Error recovery/resilience #68

Open bluetech opened 1 year ago

bluetech commented 1 year ago

Currently, all of the parse functions return Result<ast, ParseError>. This means that if the file has a syntax error, we get the error and nothing else. However, there are some use cases in which having access to parts which did parse successfully would be beneficial:

On the other hand, interpreters usually don't have too much use for this AFAIK.

lalrpop seems to have some support for error recovery: https://lalrpop.github.io/lalrpop/tutorial/008_error_recovery.html Alex Kladov has written about error recovery, most recently here: https://matklad.github.io/2023/05/21/resilient-ll-parsing-tutorial.html

Is RustPython/Parser interested in error recovery or is it out of scope?
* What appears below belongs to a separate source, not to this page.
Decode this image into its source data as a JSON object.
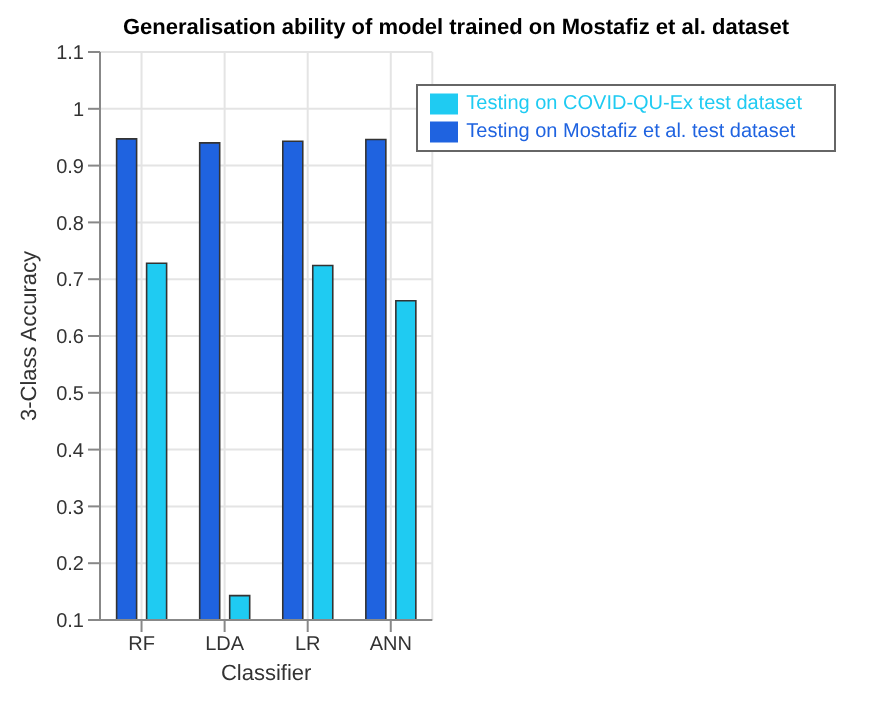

youknowone commented 1 year ago

That sounds really great! I wish we have it for our parser.

Will the return type be (ast, Vec<ParseError>) in that case?

MichaReiser commented 1 year ago

Ruff is interested in having error recovery too but I believe that this will also require changes to the AST because errors should be represented in the tree in some way or another.

A possible approach is to introduce a BogusExpression node that the parser uses in places where it can't make sense of the syntax (we may want to have more than that). Another issue is that it could be interesting to synthesize nodes. Let's say we have a + where the right hand side is missing. The parser could synthesize a non-existing name expression with an empty name (it would need to mark the node as synthesized).

TypeScript uses synthesized nodes. I don't remember if they have BogusExpressions or if they simply try to force the syntax to somehow fit into an existing node type. I do know, that some nodes have properties that only exist for error recovery. Meaning, it can never be a valid tree if the node has one of those child-attributes initialized.

bluetech commented 1 year ago

@youknowone

Will the return type be (ast, Vec) in that case?

I think that makes sense, yes. The lalrpop doc seems to suggest this.

I also saw that the person who added the error recovery support to lalrpop implemented a language in rust called gluon, and its grammar uses error recovery so we can have a real example: https://github.com/gluon-lang/gluon/blob/be67982154319dea5e5486dfd1c46f8ca587c82e/parser/src/grammar.lalrpop gluon returns a vec of parser errors (wrapped in some structs and stuff).

@MichaReiser

Ruff is interested in having error recovery too but I believe that this will also require changes to the AST because errors should be represented in the tree in some way or another.

The errors will definitely need to be represented in the AST; just skipping over them (even if returning errors separately) is not an option IMO.

As for BogusExpression vs. synthesized nodes, synthesized nodes are more useful, but will need to see how complex it gets.


BTW, I forgot to mention the lexer, but as matklad says, "Lexer itself should be resilient, but that’s easy — produce an Error token for anything which isn’t a valid token.". This can be the first step, though it's mostly orthogonal to parser error recovery.